2. The polynucleotide of claim 1, wherein the anti-CD 70 antigen binding domain is comprised in the extracellular domain of CD 27.
3. The polynucleotide of claim 1 or 2, wherein the CAR comprises the antigen binding domain of codon optimized CD 27.
4. The polynucleotide of claim 1, 2 or 3, wherein the antigen binding domain comprises, consists of or consists essentially of SEQ ID No. 2.
5. The polynucleotide of any one of claims 1, 2 or 3, wherein the antigen binding domain and transmembrane domain comprise, consist of or consist essentially of SEQ ID No. 1.

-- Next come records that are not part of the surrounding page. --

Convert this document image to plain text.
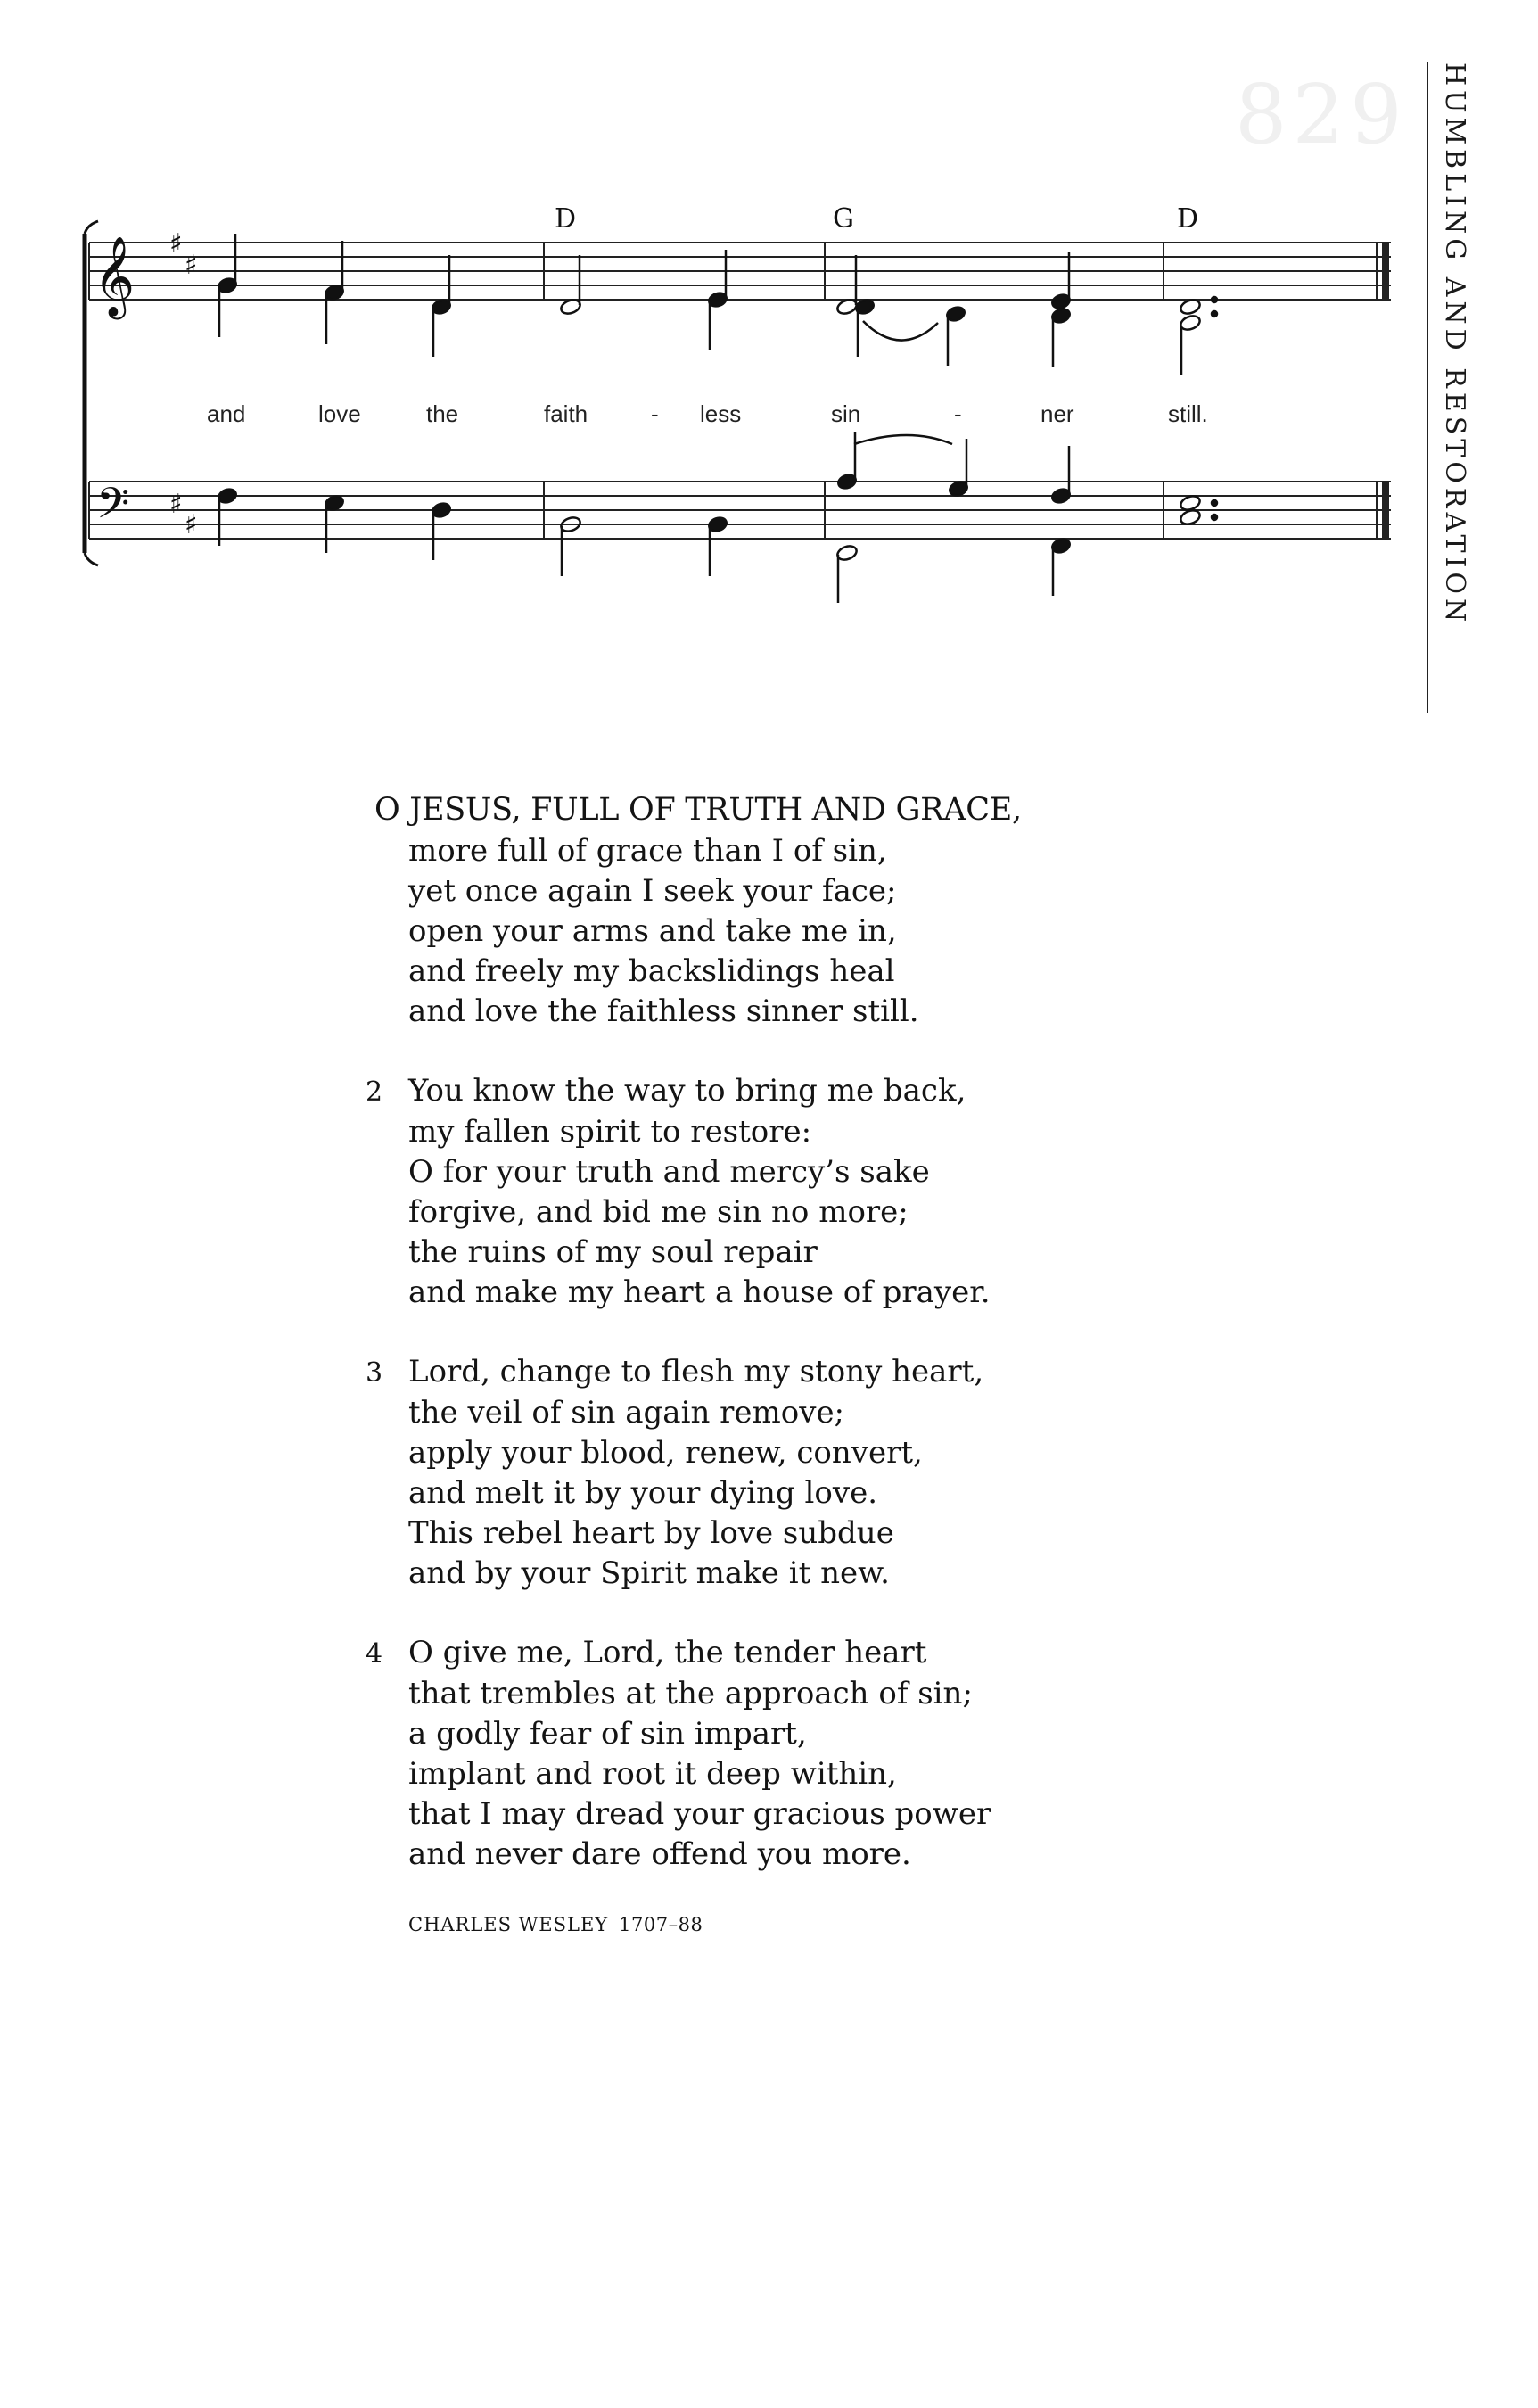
829 HUMBLING AND RESTORATION
𝄞
𝄢
♯
♯
♯
♯
D	G	D
and	love	the	faith	- less	sin	-	ner	still.
O JESUS, FULL OF TRUTH AND GRACE,
more full of grace than I of sin,
yet once again I seek your face;
open your arms and take me in,
and freely my backslidings heal
and love the faithless sinner still.
2 You know the way to bring me back,
my fallen spirit to restore:
O for your truth and mercy’s sake
forgive, and bid me sin no more;
the ruins of my soul repair
and make my heart a house of prayer.
3 Lord, change to flesh my stony heart,
the veil of sin again remove;
apply your blood, renew, convert,
and melt it by your dying love.
This rebel heart by love subdue
and by your Spirit make it new.
4 O give me, Lord, the tender heart
that trembles at the approach of sin;
a godly fear of sin impart,
implant and root it deep within,
that I may dread your gracious power
and never dare offend you more.
CHARLES WESLEY 1707–88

6. The polynucleotide of any one of claims 1-5, wherein the sequence encoding the transmembrane domain is codon optimized.
7. The method of any one of claims 1-4, wherein the transmembrane domain is from CD28, the alpha chain of a T cell receptor, the beta chain of a T cell receptor, the zeta chain of a T cell receptor, CD3 ζ, CD3 epsilon, CD3 gamma, CD3 delta, CD45, CD4, CD5, CD8, CD9, CD 16, CD22, CD33, CD37, CD64, CD80, CD86, CD 134, CD137, CD154, ICOS/CD278, GITR/CD357, NKG2D, DAP, or DAP12.
8. The method of claim 7, wherein the CD28 transmembrane domain comprises, consists of, or consists essentially of SEQ ID NO 3.
9. The polynucleotide of any one of claims 1-8, wherein the CAR comprises two or more intracellular domains.
10. The polynucleotide of any one of claims 1-8, wherein the CAR comprises three or more intracellular domains.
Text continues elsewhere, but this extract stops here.